INSERT, UPDATE, DELETE Statements: Functions
Module: SQL Fundamentals
INSERT INTO employees (first_name, last_name, salary, department)
VALUES ('John', 'Doe', 75000, 'Engineering');
INSERT INTO employees (first_name, last_name, salary, department)
VALUES
('Jane', 'Smith', 80000, 'Sales'),
('Bob', 'Johnson', 70000, 'Marketing');
UPDATE employees
SET salary = salary * 1.1
WHERE department = 'Engineering';
DELETE FROM employees
WHERE employee_id = 123;
INSERT: INSERT INTO table (columns) VALUES (values)
UPDATE: UPDATE table SET col = val WHERE condition
DELETE: DELETE FROM table WHERE condition
Always use WHERE in UPDATE/DELETE (or all rows affected)

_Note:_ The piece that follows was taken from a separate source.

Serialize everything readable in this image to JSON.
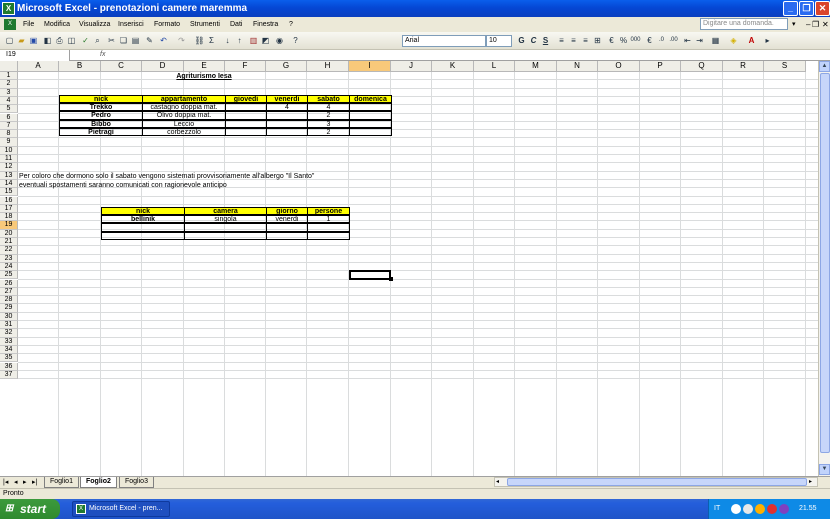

Column list in INSERT is optional but recommended
Cannot INSERT/UPDATE values that violate constraints
Core references in this topic include WHERE, =, <, >, <=, >=. Learn what each one does, when to use it, and the execution or engine rules that matter.
WHERE
Filters rows before projection and sorting. It decides which rows continue through the query pipeline.
SELECT ... FROM table WHERE condition;
Most performance issues start with a weak WHERE clause or a missing supporting index.
=
Returns rows where the left and right values are exactly equal.
column = value
Use with exact matches. Do not use = NULL.
<, >, <=, >=
Range comparison operators for less-than, greater-than, and inclusive boundary checks.
salary >= 80000
BETWEEN
Checks whether a value falls inside an inclusive lower/upper range.
order_total BETWEEN 100 AND 500
ANY / ALL
Compares one value against every or at least one value from a subquery result.
salary > ALL (SELECT salary FROM interns)
INTERVAL
Represents a duration that can be added to or subtracted from dates and timestamps.
order_date + INTERVAL '7 days'
FOREIGN KEY
Enforces referential integrity by requiring a matching row in another table.